Competence and proficiency will be assessed through:

### Exercises

- To be handed in on a weekly basis.
- You are requested to submit by groups of two or three. Please ensure that your submitted document clearly contains the
**names**of everyone in your group. Your group is responsible for producing one*original*exercise submission. - Exercises will typically include one coding problem. Though I recommend Python, you are welcome to use any language you see fit. The code you write will not be graded—only the results will be (e.g., calculations or plots).
- Preferred formats of your exercise: LaTeX, Markdown, Jupyter notebook, Quarto, or equivalent. Please always submit one PDF file.
- Exercise is always due the day before the next Exercice session, i.e., on Thursdays by 23:59. Exercices are to be uploaded on Physik Übungsgruppen. No extensions will be granted.
- Exercises and solutions available on this page.

### Exam

One on-site, written exam at the end of the semester.

Date: Friday Feb. 9, 2024, **14:00-16:00**.

Place: INF 308 / HS 2

### Weights

- Exam: 70%
- Exercises: 30%

## Rocket.Chat

We will be using Rocket.Chat as a virtual and public forum for questions discussion. The system allows for fast responses from the instructor and classmates, and permits students to see previous questions and answers. Rather than emailing questions to the instructor, please post your questions on Rocket.Chat. If you have not already been automatically enrolled, please sign up via https://uebungen.physik.uni-heidelberg.de/chat/group/WS23-1758.

## On large language models

*Section written by OpenAI’s ChatGPT.*

- Supplement, Not Substitute
- While LLMs can be great supplementary tools, they should not replace your primary learning resources, such as textbooks, lectures, and discussions.

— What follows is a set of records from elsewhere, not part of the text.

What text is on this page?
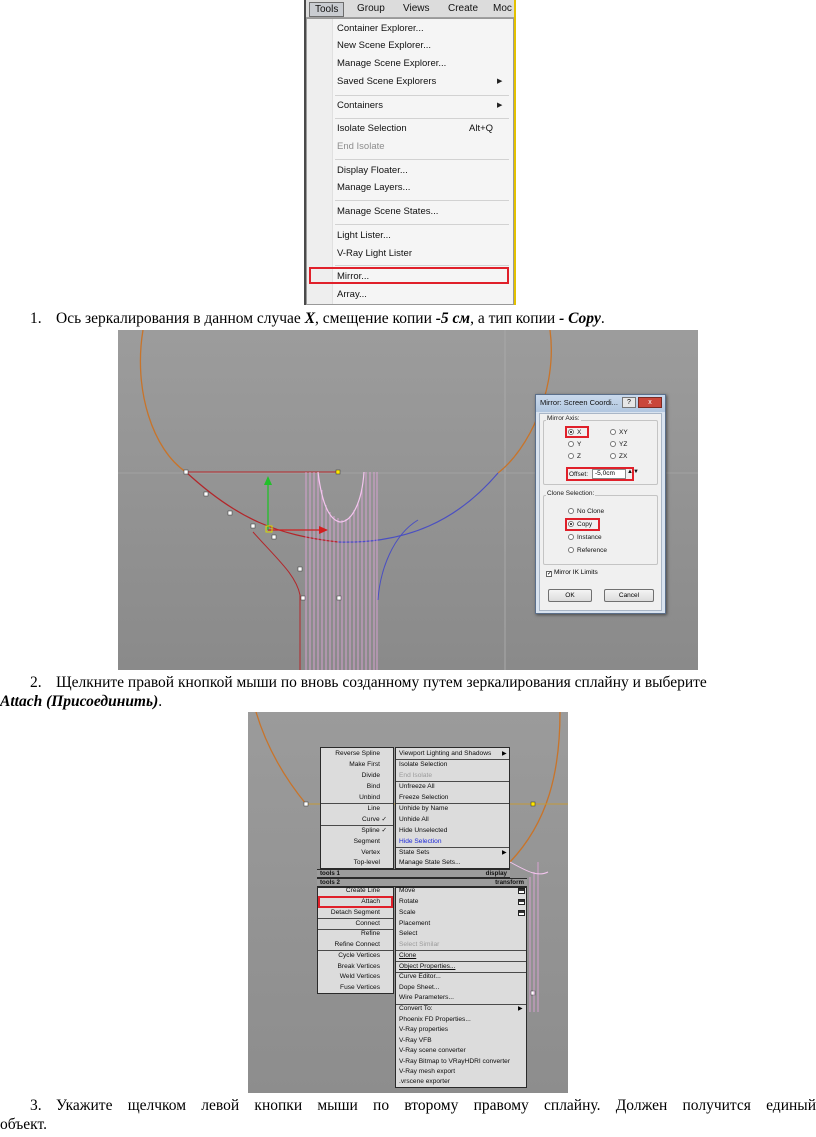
Tools	Group	Views	Create	Moc
Container Explorer...
New Scene Explorer...
Manage Scene Explorer...
Saved Scene Explorers	▶
Containers	▶
Isolate Selection	Alt+Q
End Isolate
Display Floater...
Manage Layers...
Manage Scene States...
Light Lister...
V-Ray Light Lister
Mirror...
Array...
1. Ось зеркалирования в данном случае X, смещение копии -5 см, а тип копии - Copy.
Mirror: Screen Coordi...	?	x
Mirror Axis:
X
Y
Z
XY
YZ
ZX
Offset:	-5,0cm	▲▼
Clone Selection:
No Clone
Copy
Instance
Reference
✓ Mirror IK Limits
OK	Cancel
2. Щелкните правой кнопкой мыши по вновь созданному путем зеркалирования сплайну и выберите
Attach (Присоединить).
Reverse Spline
Make First
Divide
Bind
Unbind
Line
Curve ✓
Spline ✓
Segment
Vertex
Top-level
Viewport Lighting and Shadows ▶
Isolate Selection
End Isolate
Unfreeze All
Freeze Selection
Unhide by Name
Unhide All
Hide Unselected
Hide Selection
State Sets	▶
Manage State Sets...
tools 1	display
tools 2	transform
Create Line
Attach
Detach Segment
Connect
Refine
Refine Connect
Cycle Vertices
Break Vertices
Weld Vertices
Fuse Vertices
Move
Rotate
Scale
Placement
Select
Select Similar
Clone
Object Properties...
Curve Editor...
Dope Sheet...
Wire Parameters...
Convert To:	▶
Phoenix FD Properties...
V-Ray properties
V-Ray VFB
V-Ray scene converter
V-Ray Bitmap to VRayHDRI converter
V-Ray mesh export
.vrscene exporter
3. Укажите щелчком левой кнопки мыши по второму правому сплайну. Должен получится единый
объект.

Always prioritize understanding the fundamental concepts from your course materials.
- Exercises & Assignments
- We encourage students to use LLMs for understanding topics, brainstorming ideas, or verifying concepts. However, simply copying answers or relying on the LLM to solve your exercises defeats the purpose of your academic journey. It’s vital to ensure you understand the material and can apply it without external assistance.
- Ethical Considerations
- Remember, using external sources without proper citation or presenting another’s work as your own is plagiarism. Always cite any assistance or information obtained from LLMs.
- Limitations
- While LLMs are advanced and can provide a wealth of information, they are not infallible. Always cross-check crucial information from multiple trusted sources.